DANS LA CUISINE DE STEPHEN TOBOLOWSKY

« Lorsque vous devez faire la cuisine pour vingt personnes voire plus vous avez deux options : pizza ou barbecue. Choisissez toujours le barbecue. » (Le cuisinier)

Une main craque une allumette à la manière de celle de Bruce Geller dans le générique de la série Mission : Impossible mais c'est pour allumer une bougie. En voix-off Robert Brinkmann invite ses spectateurs à la fête d'anniversaire de Stephen Tobolowsky sur fond d'une fugue de Bach interprétée au piano par l'acteur en personne (comme tous les morceaux que l'on entend dans le film).

« Cette ville, Los Angeles, repose sur des gens qui passent leur temps à vous dire non. Ils disent non aux acteurs, aux scénaristes, aux réalisateurs, à tout le monde. Ils ont même dit non à Steven Spielberg quand il a voulu faire E.T. » (L'acteur)

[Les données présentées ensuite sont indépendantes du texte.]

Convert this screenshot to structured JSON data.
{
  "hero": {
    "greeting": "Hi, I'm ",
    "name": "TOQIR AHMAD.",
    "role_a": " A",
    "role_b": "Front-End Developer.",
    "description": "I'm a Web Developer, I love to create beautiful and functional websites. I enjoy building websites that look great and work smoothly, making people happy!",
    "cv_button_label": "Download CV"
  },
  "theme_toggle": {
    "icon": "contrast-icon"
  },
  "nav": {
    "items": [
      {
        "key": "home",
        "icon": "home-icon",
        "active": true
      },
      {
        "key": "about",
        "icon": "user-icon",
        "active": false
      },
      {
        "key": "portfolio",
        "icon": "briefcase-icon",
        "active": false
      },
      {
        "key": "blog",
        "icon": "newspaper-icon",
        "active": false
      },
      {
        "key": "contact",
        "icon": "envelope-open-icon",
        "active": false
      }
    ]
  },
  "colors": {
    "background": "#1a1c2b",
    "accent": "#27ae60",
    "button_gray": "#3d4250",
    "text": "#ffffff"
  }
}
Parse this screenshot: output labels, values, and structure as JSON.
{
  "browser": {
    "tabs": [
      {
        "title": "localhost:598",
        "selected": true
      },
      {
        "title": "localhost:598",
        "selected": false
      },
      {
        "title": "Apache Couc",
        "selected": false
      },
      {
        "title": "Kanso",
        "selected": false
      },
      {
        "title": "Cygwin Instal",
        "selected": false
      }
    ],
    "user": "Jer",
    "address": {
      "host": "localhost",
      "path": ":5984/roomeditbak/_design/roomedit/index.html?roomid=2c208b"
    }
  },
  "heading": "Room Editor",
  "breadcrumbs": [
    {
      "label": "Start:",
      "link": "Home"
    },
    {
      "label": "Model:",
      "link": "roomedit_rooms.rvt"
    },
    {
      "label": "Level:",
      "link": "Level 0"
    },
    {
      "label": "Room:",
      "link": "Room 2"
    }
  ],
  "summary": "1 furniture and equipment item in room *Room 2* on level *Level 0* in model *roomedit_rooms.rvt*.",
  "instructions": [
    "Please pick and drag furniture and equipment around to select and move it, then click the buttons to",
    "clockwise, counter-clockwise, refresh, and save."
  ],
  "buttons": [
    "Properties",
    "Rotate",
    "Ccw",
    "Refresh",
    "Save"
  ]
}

Pendant que cuisent de magnifiques saucisses à la bière pour le barbecue, Tobolowsky raconte comment, jeune acteur, il auditionna par téléphone pour personnifier le clown mascotte d'une chaîne de fast-food très connue puis comment il a reçu une leçon d'humilité retroactive d'un vieil homme traversant la rue.

Le ton employé est un savant mélange naturel et vivant d'humour et de sensibilité et tout le secret du film est là : il ne s'agit pas d'un film sur Stephen Tobolowsky, ce n'est pas un remake de In Bed with Madonna ou de Dans la peau de John Malkovich mais un film sur l'art universel de raconter des histoires, avec pour medium Tobolowsky en héritier de Mark Twain ou de Woody Allen (« La raison pour laquelle je déteste le golf est que je réalise que c'est le seul jeu qui accentue la différence entre l'espérance et la réalité).

Dans son jardin, Stephen Tobolowsky se souvient d'un pittoresque vol Boston-Los Angeles assis à côté de homards vivants attachés à leur siège par la ceinture, mais c'est pour mieux enchaîner sur l'annonce par Ann Hearn (à l'époque sa petite amie) de sa future grossesse alors que l'acteur tournait Great Balls of Fire/La légende vivante du Rock'n roll à Memphis (« Nous étions au Radison Hotel, dont l'unique titre de gloire était son voisinage proche avec le Peabody Hotel, qui lui était vraiment un bon hôtel. ») L'histoire se conclut par un corollaire émouvant ayant eu lieu 14 ans après.

« Quand vous craquez une allumette, où va la flamme ? » (Le philosophe)

DANS LA SALLE A MANGER AVEC STEPHEN TOBOLOWSKY

Assister à L'anniversaire de Stephen Tobolowsky est une expérience cinématographique inoubliable, voire une expérience humaine tout court. C'est l'occasion inespérée de partager quelques moments précieux avec un homme remarquable, un artiste talentueux, intelligent et sympathique, et un des plus subtils connaisseurs de l'univers d'Hollywood.

« Eh mec ça fait mal. » (Le vieux monsieur qui traverse la rue)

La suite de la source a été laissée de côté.